Results of multiple rounds of dialogue. In the CMB-Clin evaluation, DISC-MedLLM achieved the highest composite score, followed by HuatuoGPT. Our model scored top on the positivity criterion, highlighting the effectiveness of our training approach biased towards medical behavioral patterns. The results are shown in Table 3.
In the CMD sample, as shown in Figure 8, GPT-4 obtained the highest score, followed by GPT-3.5. The overall performance scores of the models DISC-MedLLM and HuatuoGPT in the medical field are the same, and their performance in different departments is outstanding.
The situation of CMID is similar to that of CMD, as shown in Figure 9, where GPT-4 and GPT-3.5 maintain the lead. Except for the GPT series, DISC-MedLLM performed best. It outperformed HuatuoGPT in the three intents of disease, treatment regimen and drug.

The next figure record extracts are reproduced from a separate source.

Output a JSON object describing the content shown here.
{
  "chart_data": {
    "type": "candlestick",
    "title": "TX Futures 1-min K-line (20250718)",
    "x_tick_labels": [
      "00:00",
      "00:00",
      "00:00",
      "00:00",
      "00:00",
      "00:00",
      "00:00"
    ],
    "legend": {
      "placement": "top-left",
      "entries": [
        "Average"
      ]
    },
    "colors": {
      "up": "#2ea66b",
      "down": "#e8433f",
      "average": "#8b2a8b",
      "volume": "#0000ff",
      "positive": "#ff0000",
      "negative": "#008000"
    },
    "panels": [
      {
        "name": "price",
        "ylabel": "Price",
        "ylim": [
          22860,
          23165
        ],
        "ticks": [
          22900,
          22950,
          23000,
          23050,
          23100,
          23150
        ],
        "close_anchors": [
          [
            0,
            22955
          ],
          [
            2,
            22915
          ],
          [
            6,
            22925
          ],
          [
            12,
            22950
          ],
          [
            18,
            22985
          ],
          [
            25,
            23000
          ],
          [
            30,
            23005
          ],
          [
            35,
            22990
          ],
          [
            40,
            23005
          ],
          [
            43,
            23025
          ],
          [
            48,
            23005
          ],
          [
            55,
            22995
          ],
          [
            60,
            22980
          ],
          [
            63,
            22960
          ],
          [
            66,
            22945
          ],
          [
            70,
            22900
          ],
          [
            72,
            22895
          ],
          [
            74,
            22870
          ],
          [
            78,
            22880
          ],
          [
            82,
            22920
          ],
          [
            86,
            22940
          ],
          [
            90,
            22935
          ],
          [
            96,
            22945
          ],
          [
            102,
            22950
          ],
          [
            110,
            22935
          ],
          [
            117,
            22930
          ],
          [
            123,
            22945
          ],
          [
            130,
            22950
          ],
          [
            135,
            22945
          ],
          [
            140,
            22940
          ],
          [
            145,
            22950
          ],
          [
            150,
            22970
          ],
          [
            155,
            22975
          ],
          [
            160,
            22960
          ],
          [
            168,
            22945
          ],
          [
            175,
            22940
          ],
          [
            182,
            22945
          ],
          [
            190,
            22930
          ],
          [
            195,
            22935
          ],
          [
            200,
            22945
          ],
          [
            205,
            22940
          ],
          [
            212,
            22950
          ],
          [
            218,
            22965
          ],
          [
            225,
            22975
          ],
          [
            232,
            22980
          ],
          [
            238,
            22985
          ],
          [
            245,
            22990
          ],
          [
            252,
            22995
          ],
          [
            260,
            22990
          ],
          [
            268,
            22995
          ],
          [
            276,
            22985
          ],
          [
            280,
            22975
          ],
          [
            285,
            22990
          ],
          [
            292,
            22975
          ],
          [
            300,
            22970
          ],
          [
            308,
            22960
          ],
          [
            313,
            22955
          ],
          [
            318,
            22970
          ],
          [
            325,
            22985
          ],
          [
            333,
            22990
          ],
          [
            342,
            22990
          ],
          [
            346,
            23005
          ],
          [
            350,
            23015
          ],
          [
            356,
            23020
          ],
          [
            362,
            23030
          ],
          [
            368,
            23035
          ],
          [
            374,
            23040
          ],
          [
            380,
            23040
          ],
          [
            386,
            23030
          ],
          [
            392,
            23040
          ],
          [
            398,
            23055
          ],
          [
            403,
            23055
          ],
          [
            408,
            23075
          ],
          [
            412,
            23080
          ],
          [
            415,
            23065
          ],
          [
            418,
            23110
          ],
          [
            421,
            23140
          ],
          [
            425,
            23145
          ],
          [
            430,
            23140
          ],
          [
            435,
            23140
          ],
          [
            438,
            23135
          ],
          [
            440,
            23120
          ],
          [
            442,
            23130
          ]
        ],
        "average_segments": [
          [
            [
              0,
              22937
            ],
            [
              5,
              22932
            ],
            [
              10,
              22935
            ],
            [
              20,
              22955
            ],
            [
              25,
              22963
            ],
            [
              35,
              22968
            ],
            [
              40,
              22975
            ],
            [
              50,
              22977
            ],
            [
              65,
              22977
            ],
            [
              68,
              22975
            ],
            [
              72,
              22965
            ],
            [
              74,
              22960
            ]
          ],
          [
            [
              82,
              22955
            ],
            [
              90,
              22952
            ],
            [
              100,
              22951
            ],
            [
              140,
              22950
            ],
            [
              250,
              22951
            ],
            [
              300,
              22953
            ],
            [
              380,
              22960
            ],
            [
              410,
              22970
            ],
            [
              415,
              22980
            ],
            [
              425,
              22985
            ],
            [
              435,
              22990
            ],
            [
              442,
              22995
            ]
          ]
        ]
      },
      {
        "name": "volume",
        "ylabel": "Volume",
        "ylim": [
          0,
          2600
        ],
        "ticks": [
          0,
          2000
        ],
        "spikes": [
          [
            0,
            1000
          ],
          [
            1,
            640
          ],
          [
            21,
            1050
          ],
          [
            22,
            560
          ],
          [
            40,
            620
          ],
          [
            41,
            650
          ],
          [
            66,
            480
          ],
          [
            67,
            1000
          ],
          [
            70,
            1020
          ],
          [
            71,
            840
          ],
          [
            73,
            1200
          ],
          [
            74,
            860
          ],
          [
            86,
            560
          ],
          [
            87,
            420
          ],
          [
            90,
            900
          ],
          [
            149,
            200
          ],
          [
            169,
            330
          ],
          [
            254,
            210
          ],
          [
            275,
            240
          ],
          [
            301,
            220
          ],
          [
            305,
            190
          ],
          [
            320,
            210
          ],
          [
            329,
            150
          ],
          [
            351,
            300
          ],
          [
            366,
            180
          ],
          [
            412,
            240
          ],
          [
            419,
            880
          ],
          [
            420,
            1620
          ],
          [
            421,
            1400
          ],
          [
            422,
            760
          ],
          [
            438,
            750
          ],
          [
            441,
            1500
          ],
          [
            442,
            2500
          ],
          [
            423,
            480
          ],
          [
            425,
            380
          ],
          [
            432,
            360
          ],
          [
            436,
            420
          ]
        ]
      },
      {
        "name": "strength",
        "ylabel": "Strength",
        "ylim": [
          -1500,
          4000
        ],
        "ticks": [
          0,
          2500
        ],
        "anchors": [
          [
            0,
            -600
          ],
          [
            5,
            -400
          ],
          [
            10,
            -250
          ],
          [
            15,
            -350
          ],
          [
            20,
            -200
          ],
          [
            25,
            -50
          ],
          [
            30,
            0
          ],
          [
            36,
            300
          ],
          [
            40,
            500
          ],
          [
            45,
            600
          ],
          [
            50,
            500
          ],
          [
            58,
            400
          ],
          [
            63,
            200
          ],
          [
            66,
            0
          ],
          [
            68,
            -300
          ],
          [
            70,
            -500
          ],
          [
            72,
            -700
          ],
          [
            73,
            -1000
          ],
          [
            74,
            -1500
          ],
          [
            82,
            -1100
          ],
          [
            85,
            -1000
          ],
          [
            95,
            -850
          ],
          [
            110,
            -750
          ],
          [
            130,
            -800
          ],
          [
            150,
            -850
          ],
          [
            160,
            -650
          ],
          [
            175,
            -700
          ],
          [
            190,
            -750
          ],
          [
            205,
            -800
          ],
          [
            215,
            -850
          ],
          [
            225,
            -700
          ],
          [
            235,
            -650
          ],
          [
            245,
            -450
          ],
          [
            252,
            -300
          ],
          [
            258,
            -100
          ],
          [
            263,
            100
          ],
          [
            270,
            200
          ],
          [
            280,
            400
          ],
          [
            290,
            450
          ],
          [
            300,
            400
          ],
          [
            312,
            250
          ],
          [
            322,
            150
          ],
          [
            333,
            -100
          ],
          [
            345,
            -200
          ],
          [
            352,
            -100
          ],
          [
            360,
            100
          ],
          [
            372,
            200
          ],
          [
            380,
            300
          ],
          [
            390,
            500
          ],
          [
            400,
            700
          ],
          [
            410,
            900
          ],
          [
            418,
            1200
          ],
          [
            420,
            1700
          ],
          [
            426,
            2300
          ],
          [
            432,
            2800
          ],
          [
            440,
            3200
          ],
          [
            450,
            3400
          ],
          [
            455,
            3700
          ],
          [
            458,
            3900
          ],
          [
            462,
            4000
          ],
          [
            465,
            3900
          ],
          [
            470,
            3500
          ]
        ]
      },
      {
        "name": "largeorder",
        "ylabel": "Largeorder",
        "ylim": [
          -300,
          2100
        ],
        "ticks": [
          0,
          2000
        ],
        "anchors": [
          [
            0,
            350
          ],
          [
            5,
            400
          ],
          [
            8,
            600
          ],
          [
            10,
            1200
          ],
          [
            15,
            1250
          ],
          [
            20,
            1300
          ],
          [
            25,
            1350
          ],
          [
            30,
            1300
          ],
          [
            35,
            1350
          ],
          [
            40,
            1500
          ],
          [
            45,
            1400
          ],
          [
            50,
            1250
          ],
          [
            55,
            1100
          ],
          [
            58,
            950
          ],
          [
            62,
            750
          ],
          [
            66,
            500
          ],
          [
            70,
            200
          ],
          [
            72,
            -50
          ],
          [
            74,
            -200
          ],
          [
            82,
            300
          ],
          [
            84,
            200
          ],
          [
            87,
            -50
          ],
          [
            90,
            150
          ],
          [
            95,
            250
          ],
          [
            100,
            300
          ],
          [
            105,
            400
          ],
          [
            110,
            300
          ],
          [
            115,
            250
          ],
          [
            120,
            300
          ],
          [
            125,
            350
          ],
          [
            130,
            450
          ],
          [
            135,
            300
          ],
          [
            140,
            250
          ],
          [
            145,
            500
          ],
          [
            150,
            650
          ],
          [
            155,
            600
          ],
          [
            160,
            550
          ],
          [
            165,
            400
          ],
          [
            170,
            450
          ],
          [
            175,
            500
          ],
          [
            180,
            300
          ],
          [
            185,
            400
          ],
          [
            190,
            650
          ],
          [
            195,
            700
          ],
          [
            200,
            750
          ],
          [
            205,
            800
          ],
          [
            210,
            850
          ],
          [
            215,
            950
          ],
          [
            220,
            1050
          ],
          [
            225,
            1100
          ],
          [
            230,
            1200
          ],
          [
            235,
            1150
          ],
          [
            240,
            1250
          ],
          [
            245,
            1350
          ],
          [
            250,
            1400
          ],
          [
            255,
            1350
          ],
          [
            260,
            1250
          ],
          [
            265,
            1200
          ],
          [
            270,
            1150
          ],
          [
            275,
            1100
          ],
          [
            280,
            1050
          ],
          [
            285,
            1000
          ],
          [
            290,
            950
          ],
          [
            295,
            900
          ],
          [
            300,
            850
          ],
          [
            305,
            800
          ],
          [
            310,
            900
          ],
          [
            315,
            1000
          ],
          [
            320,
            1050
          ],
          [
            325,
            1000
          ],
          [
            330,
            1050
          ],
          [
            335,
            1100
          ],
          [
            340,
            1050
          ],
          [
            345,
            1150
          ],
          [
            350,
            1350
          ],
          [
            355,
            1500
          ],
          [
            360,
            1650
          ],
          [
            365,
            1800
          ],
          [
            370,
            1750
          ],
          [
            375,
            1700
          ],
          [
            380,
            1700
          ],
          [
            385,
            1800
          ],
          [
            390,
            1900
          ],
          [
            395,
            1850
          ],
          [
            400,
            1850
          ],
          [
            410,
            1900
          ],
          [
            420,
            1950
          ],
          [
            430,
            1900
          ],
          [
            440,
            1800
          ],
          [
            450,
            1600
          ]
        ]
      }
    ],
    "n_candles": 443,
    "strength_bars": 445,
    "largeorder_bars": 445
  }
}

The inconsistent performance of each model between CMB-Clin and CMD/CMID may be due to the different data distribution between the three datasets. CMD and CMID contain more explicit question samples, and patients may have obtained a diagnosis and expressed clear needs when describing symptoms, and the patient's questions and needs may even have nothing to do with their personal health status. The general-purpose models GPT-3.5 and GPT-4, which excel in many aspects, are better at handling this situation.
5. Summary
The DISC-Med-SFT dataset utilizes the strengths and capabilities of real-world dialogue and general-purpose domain LLM, and has carried out targeted enhancements on three aspects: domain knowledge, medical dialogue skills, and human preference; high-quality datasets train excellent The large medical model DISC-MedLLM has achieved significant improvements in medical interaction, shows high usability, and shows great application potential.
Research in this field will bring more prospects and possibilities to reduce online medical costs, promote medical resources, and achieve balance. DISC-MedLLM will bring convenient and personalized medical services to more people and play a role in the cause of general health.